- Acquiring an iatrogenic vesicovaginal fistula (VVF) via abdominal hysterectomy is a risk of less than 2%.
- Acquiring an iatrogenic vesicovaginal fistula via laparoscopically assisted hysterectomy is a risk of about 1%.
- Healing of a simple VVF through catheterization of 4-6 weeks has a chance of less than 5%.
- The chances of spontaneous healing of a VVF with no treatment? Virtually nil.
They said it wouldn’t happen. They didn’t want me to get my hopes up. Despite being stacked up against some very steep odds, I have apparently overcome them:
I have been symptom-free from my VVF for five days now! Yes, my VVF has spontaneously healed!!
I spoke with my gynecologist this morning and he thinks I am “out of the woods.” I will have another cystoscopy with the first urologist I consulted in about two weeks to take a closer look at how the former fistula is doing, if it’s visible at all.
In terms of the hysterectomy itself, I am no longer bleeding, so last night I was able to go to bed commando—no pad for bleeding or incontinence—the first time in almost 5 weeks. I don’t think I need to further impress just how freeing this was!!
How did my VVF spontaneously heal?
It’s hard to say. Certainly the small size of the fistula was on my side. I maintained a very healthy diet, high protein, lots of B and C vitamins, a pint of cranberry juice a day to ward off infection, avoided bladder irritants like coffee and alcohol, got lots of rest, limited fluid intake especially at night, and took Spanish Fly. Yes, Spanish Fly. It’s a homeopathic remedy for the urinary system, and was prescribed by my GP (who is both a medical and homeopathic doctor.) Was it the missing link that helped stimulate my body to heal itself?
The impact the VVF will have on future SRS
I have concerns about the integrity of the damaged/now healing tissue, but my gynecologist reassured me that I have no need to worry about this. He did however highlight the fact that I am now at higher risk of bladder injury if I go ahead and pursue a metoidioplasty. More specifically, the colpocleisis* would need to be done very carefully as the bladder may be more adhered to the vaginal wall than normal. Because I will not require corrective surgery for the VVF though, tissues required for metoidioplasty (with urethral lengthening) will be left untouched, making me no less a candidate as I had previously feared.
* In this procedure, also referred to as a vaginectomy, the mucosa of the vagina is ablated and the muscular walls of the vagina are fused together.
The message I am taking from my VVF experience
It is believed that my VVF was caused by an accidental slip of the hand—the hand of a very experienced and skilled surgeon who had never seen a VVF before in his 20 years of practice. Could that hand have been guided by the Universe? I am taking this experience as a message to slow down my medical transition. It has been a raw reminder that nothing is more important than good health. Quite frankly, this complication scared the hell out of me.
I have been going through transition for about a year and a half, have been on testosterone for just 12 months, and have had three surgeries in less than 11 months. My pursuit of a metoidioplasty has now ground to a halt. I have no immediate need to get back into an operating room. I want to give myself a few years to enjoy what my transition has given me so far, without being so caught up in the medical aspects of it, and without being blinded by the mad scramble to save money for another big surgical event (indeed, the biggest!) I would prefer to take my GF on that beach vacation that has eluded us for our entire 12 years together, put some money into my property, and travel to see my family and friends so they can get to know me again. I will reserve any decision about metoidioplasty or further SRS for as long as I can keep dysphoria at bay. As much as I admire and identify with the metoidioplasty results I have seen in photos, and respect the journeys those guys have gone through, it may turn out that my need for a meta lessens, perhaps even evaporating completely. Time will tell, and I’m content to just enjoy that time for now.

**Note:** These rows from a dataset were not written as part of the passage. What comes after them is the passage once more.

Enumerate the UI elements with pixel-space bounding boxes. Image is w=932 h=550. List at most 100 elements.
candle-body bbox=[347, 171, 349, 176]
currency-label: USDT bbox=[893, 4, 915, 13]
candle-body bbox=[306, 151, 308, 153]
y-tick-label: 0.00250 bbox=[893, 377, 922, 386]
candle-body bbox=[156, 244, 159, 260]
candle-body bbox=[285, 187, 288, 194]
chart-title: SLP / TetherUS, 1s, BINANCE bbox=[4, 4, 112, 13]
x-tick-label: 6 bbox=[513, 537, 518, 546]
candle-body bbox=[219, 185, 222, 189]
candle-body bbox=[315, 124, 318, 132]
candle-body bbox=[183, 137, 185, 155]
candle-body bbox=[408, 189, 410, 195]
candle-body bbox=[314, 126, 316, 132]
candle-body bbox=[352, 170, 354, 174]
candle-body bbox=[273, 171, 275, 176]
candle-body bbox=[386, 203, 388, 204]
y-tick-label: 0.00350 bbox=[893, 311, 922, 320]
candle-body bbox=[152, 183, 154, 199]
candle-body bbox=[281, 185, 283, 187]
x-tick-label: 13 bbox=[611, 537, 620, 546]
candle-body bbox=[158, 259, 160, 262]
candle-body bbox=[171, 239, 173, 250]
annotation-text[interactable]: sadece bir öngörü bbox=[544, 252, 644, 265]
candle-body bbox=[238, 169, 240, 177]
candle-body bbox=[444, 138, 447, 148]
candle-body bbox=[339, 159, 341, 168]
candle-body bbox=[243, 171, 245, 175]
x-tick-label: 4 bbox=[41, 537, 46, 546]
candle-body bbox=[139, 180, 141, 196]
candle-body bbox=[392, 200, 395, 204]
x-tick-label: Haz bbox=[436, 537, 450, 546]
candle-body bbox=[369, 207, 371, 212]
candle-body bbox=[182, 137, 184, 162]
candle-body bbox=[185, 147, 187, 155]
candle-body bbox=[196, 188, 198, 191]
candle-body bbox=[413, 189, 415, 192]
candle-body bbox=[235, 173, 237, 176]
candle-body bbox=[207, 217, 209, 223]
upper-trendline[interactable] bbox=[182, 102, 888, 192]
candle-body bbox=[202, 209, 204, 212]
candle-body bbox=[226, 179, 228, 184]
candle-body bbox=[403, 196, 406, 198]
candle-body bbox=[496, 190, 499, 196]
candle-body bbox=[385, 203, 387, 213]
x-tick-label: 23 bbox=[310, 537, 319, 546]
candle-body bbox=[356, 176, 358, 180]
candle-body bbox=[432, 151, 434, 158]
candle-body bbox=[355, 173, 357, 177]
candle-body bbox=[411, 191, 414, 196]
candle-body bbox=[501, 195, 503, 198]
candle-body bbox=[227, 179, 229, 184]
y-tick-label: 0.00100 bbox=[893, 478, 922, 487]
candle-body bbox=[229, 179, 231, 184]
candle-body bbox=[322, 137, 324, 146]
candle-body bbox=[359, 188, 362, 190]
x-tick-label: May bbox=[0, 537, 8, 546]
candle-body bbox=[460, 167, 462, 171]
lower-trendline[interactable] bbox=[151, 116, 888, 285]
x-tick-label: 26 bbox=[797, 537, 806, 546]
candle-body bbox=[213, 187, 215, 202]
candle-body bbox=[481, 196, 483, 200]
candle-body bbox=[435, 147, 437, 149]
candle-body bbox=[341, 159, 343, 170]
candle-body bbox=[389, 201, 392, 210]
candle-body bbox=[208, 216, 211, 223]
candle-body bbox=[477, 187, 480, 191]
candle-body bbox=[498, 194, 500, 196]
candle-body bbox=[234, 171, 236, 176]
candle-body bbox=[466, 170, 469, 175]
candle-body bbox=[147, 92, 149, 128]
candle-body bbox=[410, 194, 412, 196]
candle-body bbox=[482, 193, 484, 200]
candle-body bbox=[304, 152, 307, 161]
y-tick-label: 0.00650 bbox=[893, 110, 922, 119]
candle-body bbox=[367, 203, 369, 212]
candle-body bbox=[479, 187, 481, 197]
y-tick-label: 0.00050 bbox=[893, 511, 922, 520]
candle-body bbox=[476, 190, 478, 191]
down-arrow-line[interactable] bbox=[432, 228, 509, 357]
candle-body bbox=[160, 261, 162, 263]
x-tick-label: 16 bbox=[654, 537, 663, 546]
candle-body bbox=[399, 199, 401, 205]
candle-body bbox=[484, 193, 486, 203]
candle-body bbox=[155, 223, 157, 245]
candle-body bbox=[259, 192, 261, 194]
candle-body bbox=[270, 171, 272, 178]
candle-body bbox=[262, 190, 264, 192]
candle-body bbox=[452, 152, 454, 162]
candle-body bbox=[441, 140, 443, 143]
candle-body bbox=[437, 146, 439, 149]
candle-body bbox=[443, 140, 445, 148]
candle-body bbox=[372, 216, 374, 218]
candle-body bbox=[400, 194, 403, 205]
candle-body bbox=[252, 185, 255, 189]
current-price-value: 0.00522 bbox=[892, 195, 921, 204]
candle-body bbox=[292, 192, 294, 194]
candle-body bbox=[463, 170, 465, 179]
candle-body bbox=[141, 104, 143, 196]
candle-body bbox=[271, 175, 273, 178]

Taking action to fight against VVF
In researching VVFs—symptoms, treatment and effects on the lives of the people afflicted with them—I learned that they are prevalent in developing countries. Young girls and women who have been subjected to genital mutilation, young child bearing and prolonged labor due to lack of medical care are at high risk of obstetric fistulas, both the urinary and rectal varieties. They become social outcasts, rejected by the families they married into and by their original families, and are at high risk of related medical conditions. Some of these women have lived with fistulas for more than 20 years.
I am currently aware of three organizations that work to promote awareness of this global health issue and raise money to fund surgeries of compassion. It costs about $500 to pay for a VVF repair surgery, and to provide the woman with a new dress and travel fare. I am working on ideas to help promote these organizations. If I can mobilize an online effort to contribute to the restoration of dignity for just one girl or woman afflicted by VVF, it will be a great success. Anything more will be exponentially wonderful. More about this soon.
I will close this post by simply offering my gratitude to whatever forces have been at play in what I would call a miraculous healing experience.